RAPID CITY, S.D. – As temperatures dipped below zero Friday, January 12, Rapid City officials decided to close a makeshift warming shelter that was to serve Indigenous homeless people.

Two Native-serving nonprofits – Woyatan Lutheran Church and Wambli Ska Society – had planned to open the military grade warming tent as an additional shelter. But Friday afternoon, city administrators issued a stop work notice to organizers.

“When city staff went to the property to issue an order not to proceed with the use of that tent, it was with the acknowledgment that the permits had not been secured, but that we had a bigger crisis on hand,” said Vicki Fisher, Rapid City community development director. “We have a cold spree that we’ve not experienced in a long time. And we have a lot of vulnerable people that need to be sheltered. So the message was you don’t need to take down a tent. Just please don’t use it. It is so frigid that the action of trying to heat it would put those people in jeopardy of a fire.”
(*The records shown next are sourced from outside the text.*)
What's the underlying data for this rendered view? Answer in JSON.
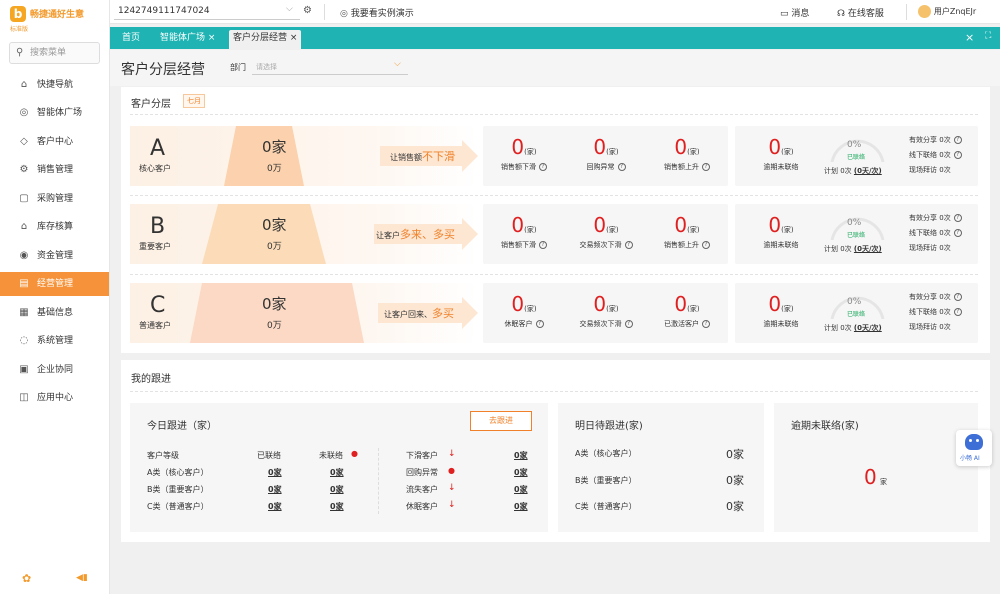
{
  "brand": {
    "name": "畅捷通好生意",
    "edition": "标准版"
  },
  "sidebar": {
    "search_placeholder": "搜索菜单",
    "items": [
      {
        "label": "快捷导航",
        "icon": "home-icon"
      },
      {
        "label": "智能体广场",
        "icon": "ai-icon"
      },
      {
        "label": "客户中心",
        "icon": "diamond-icon"
      },
      {
        "label": "销售管理",
        "icon": "sales-icon"
      },
      {
        "label": "采购管理",
        "icon": "cart-icon"
      },
      {
        "label": "库存核算",
        "icon": "warehouse-icon"
      },
      {
        "label": "资金管理",
        "icon": "money-icon"
      },
      {
        "label": "经营管理",
        "icon": "chart-icon"
      },
      {
        "label": "基础信息",
        "icon": "info-icon"
      },
      {
        "label": "系统管理",
        "icon": "system-icon"
      },
      {
        "label": "企业协同",
        "icon": "collab-icon"
      },
      {
        "label": "应用中心",
        "icon": "apps-icon"
      }
    ],
    "active_index": 7
  },
  "topbar": {
    "account": "1242749111747024",
    "demo": "我要看实例演示",
    "messages": "消息",
    "service": "在线客服",
    "user": "用户ZnqEJr"
  },
  "tabs": [
    {
      "label": "首页",
      "closable": false
    },
    {
      "label": "智能体广场",
      "closable": true
    },
    {
      "label": "客户分层经营",
      "closable": true
    }
  ],
  "page": {
    "title": "客户分层经营",
    "dept_label": "部门",
    "dept_placeholder": "请选择"
  },
  "segment_section": {
    "title": "客户分层",
    "month": "七月",
    "rows": [
      {
        "letter": "A",
        "name": "核心客户",
        "count": "0家",
        "amount": "0万",
        "slogan_plain": "让销售额",
        "slogan_hl": "不下滑",
        "metrics": [
          {
            "value": "0",
            "unit": "(家)",
            "label": "销售额下滑"
          },
          {
            "value": "0",
            "unit": "(家)",
            "label": "回购异常"
          },
          {
            "value": "0",
            "unit": "(家)",
            "label": "销售额上升"
          }
        ],
        "overdue": {
          "value": "0",
          "unit": "(家)",
          "label": "逾期未联络"
        },
        "gauge": {
          "percent": "0%",
          "status": "已联络",
          "plan_prefix": "计划 0次",
          "plan_link": "(0天/次)"
        },
        "stats": [
          {
            "label": "有效分享",
            "value": "0次",
            "help": true
          },
          {
            "label": "线下联络",
            "value": "0次",
            "help": true
          },
          {
            "label": "现场拜访",
            "value": "0次",
            "help": false
          }
        ]
      },
      {
        "letter": "B",
        "name": "重要客户",
        "count": "0家",
        "amount": "0万",
        "slogan_plain": "让客户",
        "slogan_hl": "多来、多买",
        "metrics": [
          {
            "value": "0",
            "unit": "(家)",
            "label": "销售额下滑"
          },
          {
            "value": "0",
            "unit": "(家)",
            "label": "交易频次下滑"
          },
          {
            "value": "0",
            "unit": "(家)",
            "label": "销售额上升"
          }
        ],
        "overdue": {
          "value": "0",
          "unit": "(家)",
          "label": "逾期未联络"
        },
        "gauge": {
          "percent": "0%",
          "status": "已联络",
          "plan_prefix": "计划 0次",
          "plan_link": "(0天/次)"
        },
        "stats": [
          {
            "label": "有效分享",
            "value": "0次",
            "help": true
          },
          {
            "label": "线下联络",
            "value": "0次",
            "help": true
          },
          {
            "label": "现场拜访",
            "value": "0次",
            "help": false
          }
        ]
      },
      {
        "letter": "C",
        "name": "普通客户",
        "count": "0家",
        "amount": "0万",
        "slogan_plain": "让客户回来、",
        "slogan_hl": "多买",
        "metrics": [
          {
            "value": "0",
            "unit": "(家)",
            "label": "休眠客户"
          },
          {
            "value": "0",
            "unit": "(家)",
            "label": "交易频次下滑"
          },
          {
            "value": "0",
            "unit": "(家)",
            "label": "已激活客户"
          }
        ],
        "overdue": {
          "value": "0",
          "unit": "(家)",
          "label": "逾期未联络"
        },
        "gauge": {
          "percent": "0%",
          "status": "已联络",
          "plan_prefix": "计划 0次",
          "plan_link": "(0天/次)"
        },
        "stats": [
          {
            "label": "有效分享",
            "value": "0次",
            "help": true
          },
          {
            "label": "线下联络",
            "value": "0次",
            "help": true
          },
          {
            "label": "现场拜访",
            "value": "0次",
            "help": false
          }
        ]
      }
    ]
  },
  "followup": {
    "title": "我的跟进",
    "today": {
      "title": "今日跟进（家）",
      "button": "去跟进",
      "headers": [
        "客户等级",
        "已联络",
        "未联络"
      ],
      "rows": [
        {
          "level": "A类（核心客户）",
          "contacted": "0家",
          "uncontacted": "0家"
        },
        {
          "level": "B类（重要客户）",
          "contacted": "0家",
          "uncontacted": "0家"
        },
        {
          "level": "C类（普通客户）",
          "contacted": "0家",
          "uncontacted": "0家"
        }
      ],
      "alerts": [
        {
          "label": "下滑客户",
          "type": "down",
          "value": "0家"
        },
        {
          "label": "回购异常",
          "type": "alert",
          "value": "0家"
        },
        {
          "label": "流失客户",
          "type": "down",
          "value": "0家"
        },
        {
          "label": "休眠客户",
          "type": "down",
          "value": "0家"
        }
      ]
    },
    "tomorrow": {
      "title": "明日待跟进(家)",
      "rows": [
        {
          "level": "A类（核心客户）",
          "value": "0家"
        },
        {
          "level": "B类（重要客户）",
          "value": "0家"
        },
        {
          "level": "C类（普通客户）",
          "value": "0家"
        }
      ]
    },
    "overdue": {
      "title": "逾期未联络(家)",
      "value": "0",
      "unit": "家"
    }
  },
  "assistant": {
    "label": "小畅 AI"
  },
  "colors": {
    "brand_orange": "#f6933a",
    "teal": "#1fb3b3",
    "alert_red": "#e02020"
  }
}
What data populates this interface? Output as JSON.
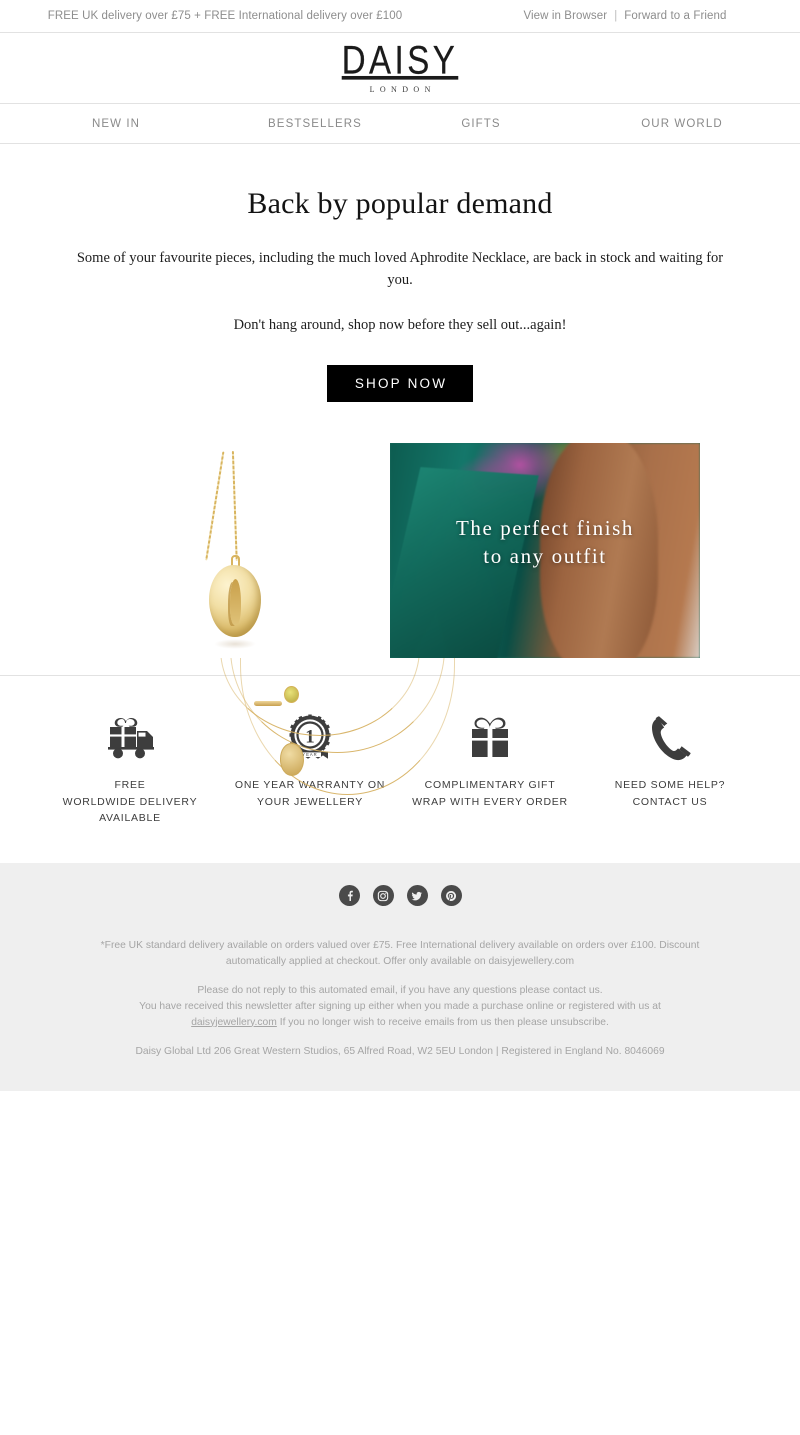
{
  "preheader": {
    "promo": "FREE UK delivery over £75 + FREE International delivery over £100",
    "view_in_browser": "View in Browser",
    "separator": "|",
    "forward_to_friend": "Forward to a Friend"
  },
  "brand": {
    "name": "DAISY",
    "location": "LONDON"
  },
  "nav": {
    "items": [
      {
        "label": "NEW IN"
      },
      {
        "label": "BESTSELLERS"
      },
      {
        "label": "GIFTS"
      },
      {
        "label": "OUR WORLD"
      }
    ]
  },
  "hero": {
    "headline": "Back by popular demand",
    "paragraph_1": "Some of your favourite pieces, including the much loved Aphrodite Necklace, are back in stock and waiting for you.",
    "paragraph_2": "Don't hang around, shop now before they sell out...again!",
    "cta_label": "SHOP NOW"
  },
  "images": {
    "hero_alt": "Model wearing layered gold necklaces with Aphrodite pendant",
    "product_alt": "Aphrodite gold pendant necklace on white background",
    "lifestyle_alt": "Model in green outfit close-up",
    "lifestyle_overlay_line_1": "The perfect finish",
    "lifestyle_overlay_line_2": "to any outfit"
  },
  "usp": {
    "items": [
      {
        "icon": "delivery-truck-icon",
        "label": "FREE\nWORLDWIDE DELIVERY\nAVAILABLE"
      },
      {
        "icon": "warranty-badge-icon",
        "label": "ONE YEAR WARRANTY ON\nYOUR JEWELLERY"
      },
      {
        "icon": "gift-box-icon",
        "label": "COMPLIMENTARY GIFT\nWRAP WITH EVERY ORDER"
      },
      {
        "icon": "telephone-icon",
        "label": "NEED SOME HELP?\nCONTACT US"
      }
    ]
  },
  "footer": {
    "social": [
      {
        "name": "facebook-icon",
        "glyph": "f"
      },
      {
        "name": "instagram-icon",
        "glyph": ""
      },
      {
        "name": "twitter-icon",
        "glyph": ""
      },
      {
        "name": "pinterest-icon",
        "glyph": ""
      }
    ],
    "disclaimer": "*Free UK standard delivery available on orders valued over £75. Free International delivery available on orders over £100. Discount automatically applied at checkout. Offer only available on daisyjewellery.com",
    "notice_line_1": "Please do not reply to this automated email, if you have any questions please contact us.",
    "notice_line_2": "You have received this newsletter after signing up either when you made a purchase online or registered with us at ",
    "notice_link": "daisyjewellery.com",
    "notice_line_3": " If you no longer wish to receive emails from us then please unsubscribe.",
    "company": "Daisy Global Ltd 206 Great Western Studios, 65 Alfred Road, W2 5EU London | Registered in England No. 8046069"
  },
  "colors": {
    "accent": "#000000",
    "footer_bg": "#efefef",
    "muted_text": "#a5a5a5",
    "divider": "#e2e2e2"
  }
}
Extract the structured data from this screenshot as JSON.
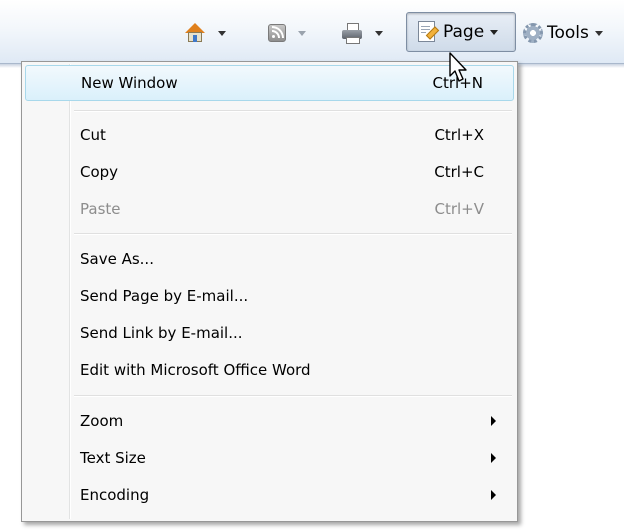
{
  "toolbar": {
    "home_icon": "home-icon",
    "feeds_icon": "feeds-icon",
    "print_icon": "print-icon",
    "page_label": "Page",
    "page_icon": "page-icon",
    "tools_label": "Tools",
    "tools_icon": "gear-icon"
  },
  "menu": {
    "items": [
      {
        "label": "New Window",
        "shortcut": "Ctrl+N",
        "highlighted": true
      },
      {
        "label": "Cut",
        "shortcut": "Ctrl+X"
      },
      {
        "label": "Copy",
        "shortcut": "Ctrl+C"
      },
      {
        "label": "Paste",
        "shortcut": "Ctrl+V",
        "disabled": true
      },
      {
        "label": "Save As..."
      },
      {
        "label": "Send Page by E-mail..."
      },
      {
        "label": "Send Link by E-mail..."
      },
      {
        "label": "Edit with Microsoft Office Word"
      },
      {
        "label": "Zoom",
        "submenu": true
      },
      {
        "label": "Text Size",
        "submenu": true
      },
      {
        "label": "Encoding",
        "submenu": true
      }
    ]
  },
  "colors": {
    "highlight_border": "#a8d8eb",
    "highlight_fill": "#daf0fb",
    "disabled_text": "#8d8d8d"
  }
}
Around 4:30 p.m. Rapid City Police Officer John Olson, escorted by Lt. Tim Doyle, arrived to issue the stop work order. Chris White Eagle, leader of the Lakota Center at Woyatan Lutheran Church, spoke with Olson and Doyle and said he was told the Pennington County Jail could be used as a temporary shelter if the Cornerstone Mission and Care Campus hit max capacity.

“We looked at him like, ‘Are you saying that’s our option, to save your life you need to go to jail,’” White Eagle said.

Brandyn Medin, the police department’s community relations director, confirmed that if all other options were exhausted the Pennington County Jail could be used as a temporary shelter.